Les universités sont devenues la cible prioritaire de l’espionnage scientifique mondial, notamment parce qu’elles sont des centres d’innovation en Intelligence Artificielle. L’Europe est à l’épicentre de cette offensive industrielle et géopolitique.
L'espionnage scientifique est devenu une préoccupation croissante dans le domaine de la recherche mondiale, en particulier dans les universités et centres de recherche européens qui ont des contrats militaires et gouvernementaux.
L'espionnage scientifique fait référence au vol d'informations et de technologies de pointe auprès d'institutions de recherche et d'entreprises par des acteurs étatiques et non étatiques. Les méthodes utilisées incluent le piratage de systèmes informatiques, l’infiltration d’institutions de recherche par des agents et la manipulation de collaborations internationales.
Ce type d'espionnage vise à obtenir des avantages concurrentiels dans des domaines clés tels que l'intelligence artificielle, la biotechnologie et la technologie quantique, entre autres.
Principaux pays concernés
La Chine est l’un des principaux pays où il y a le plus d’incidents d’espionnage scientifique. Selon un rapport de l’agence autrichienne APA Science, les espions chinois ciblent l’acquisition de technologies de pointe auprès des institutions occidentales, et ces informations sont partagées avec des entreprises publiques chinoises pour promouvoir la croissance économique et la stabilité du régime du Parti communiste.
En outre, un autre rapport de Science Business souligne que l’Allemagne est une cible importante de l’espionnage scientifique chinois, affectant les universités et centres de recherche allemands.
En mai dernier, elle a arrêté trois espions scientifiques présumés qui auraient fourni des informations sur les technologies à double usage aux services secrets chinois. Les trois hommes entretenaient des contacts avec plusieurs universités allemandes et avaient signé un contrat avec l'une d'entre elles.
Les États-Unis aussi
Bien que le Kremlin (Russie) soit considéré comme le principal instigateur de l'espionnage en Europe, selon une étude documentée, contrairement à la croyance populaire, les États-Unis ont également été impliqués dans des activités d'espionnage scientifique. Selon un rapport du Carnegie Endowment, les États-Unis ont mené des opérations de surveillance dans les instituts de recherche et les universités européennes. Ces activités ont suscité des tensions diplomatiques et des inquiétudes concernant la vie privée et la souveraineté technologique en Europe.

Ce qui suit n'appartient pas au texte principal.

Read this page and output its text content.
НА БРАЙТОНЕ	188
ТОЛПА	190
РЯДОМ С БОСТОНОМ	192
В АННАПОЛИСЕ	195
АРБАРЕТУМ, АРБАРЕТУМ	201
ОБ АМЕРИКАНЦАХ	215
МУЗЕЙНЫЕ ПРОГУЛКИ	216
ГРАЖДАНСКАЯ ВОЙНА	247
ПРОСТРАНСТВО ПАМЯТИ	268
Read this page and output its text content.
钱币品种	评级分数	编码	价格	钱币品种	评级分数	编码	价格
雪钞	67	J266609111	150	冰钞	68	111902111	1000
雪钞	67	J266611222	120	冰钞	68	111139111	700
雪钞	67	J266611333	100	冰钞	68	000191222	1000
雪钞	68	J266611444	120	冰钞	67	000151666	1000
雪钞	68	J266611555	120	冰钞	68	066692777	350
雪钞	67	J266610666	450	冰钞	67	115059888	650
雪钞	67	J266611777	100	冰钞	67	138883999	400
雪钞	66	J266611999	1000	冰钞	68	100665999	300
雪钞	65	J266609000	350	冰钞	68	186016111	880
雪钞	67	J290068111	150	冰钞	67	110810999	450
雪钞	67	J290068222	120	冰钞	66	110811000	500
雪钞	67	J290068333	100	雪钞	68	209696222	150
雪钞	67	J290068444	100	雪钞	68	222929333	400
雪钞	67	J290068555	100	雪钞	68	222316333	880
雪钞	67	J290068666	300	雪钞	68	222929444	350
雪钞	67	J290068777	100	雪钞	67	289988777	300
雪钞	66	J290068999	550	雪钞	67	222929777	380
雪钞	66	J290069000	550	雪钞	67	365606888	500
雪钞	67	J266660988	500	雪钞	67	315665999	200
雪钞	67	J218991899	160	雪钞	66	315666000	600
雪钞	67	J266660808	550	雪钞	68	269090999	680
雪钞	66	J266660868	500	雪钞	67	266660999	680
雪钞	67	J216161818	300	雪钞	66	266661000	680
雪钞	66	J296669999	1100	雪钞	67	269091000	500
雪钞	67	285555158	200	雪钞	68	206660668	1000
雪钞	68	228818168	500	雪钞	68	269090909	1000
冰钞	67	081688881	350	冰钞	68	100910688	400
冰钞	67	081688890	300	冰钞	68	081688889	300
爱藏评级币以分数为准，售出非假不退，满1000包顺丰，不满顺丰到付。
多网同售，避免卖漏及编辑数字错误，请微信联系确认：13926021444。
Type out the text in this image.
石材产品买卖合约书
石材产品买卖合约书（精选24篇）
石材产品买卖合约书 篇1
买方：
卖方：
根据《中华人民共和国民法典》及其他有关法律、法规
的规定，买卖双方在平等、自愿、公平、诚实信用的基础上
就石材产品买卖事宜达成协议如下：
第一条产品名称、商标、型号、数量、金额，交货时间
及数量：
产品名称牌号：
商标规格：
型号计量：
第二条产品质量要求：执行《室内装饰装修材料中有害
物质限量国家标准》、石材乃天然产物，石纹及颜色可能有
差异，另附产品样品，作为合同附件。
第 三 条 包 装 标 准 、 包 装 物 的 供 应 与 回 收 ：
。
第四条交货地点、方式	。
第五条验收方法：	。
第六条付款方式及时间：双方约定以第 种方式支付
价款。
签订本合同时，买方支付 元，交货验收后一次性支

Ce rapport souligne particulièrement la fragilité technologique de l'Europe par rapport aux autres puissances, qui en fait une proie facile pour les opérations de renseignement extérieur : l'UE n'est pas en mesure de se protéger contre ce type d'espionnage car elle manque de technologie et d'innovation pour le faire.
Dans ce contexte d'impuissance technologique, son pouvoir cognitif C'est un bonbon pour les puissances aux stratégies d'avenir, qui en grignotent à la moindre occasion de renforcer leurs positions respectives, selon le rapport du Carnegie Endowment.
Objectif : IA
L’intelligence artificielle (IA) est l’un des domaines les plus touchés par l’espionnage scientifique en raison de son potentiel à révolutionner de multiples industries (y compris l’armée) et de son importance stratégique.
Les universités, en tant que centres d’innovation et de développement de l’IA, sont des cibles privilégiées pour l’espionnage car, selon l’Université de Stanford, l’IA change les règles de l’espionnage grâce à sa capacité technologique à analyser les données presque instantanément.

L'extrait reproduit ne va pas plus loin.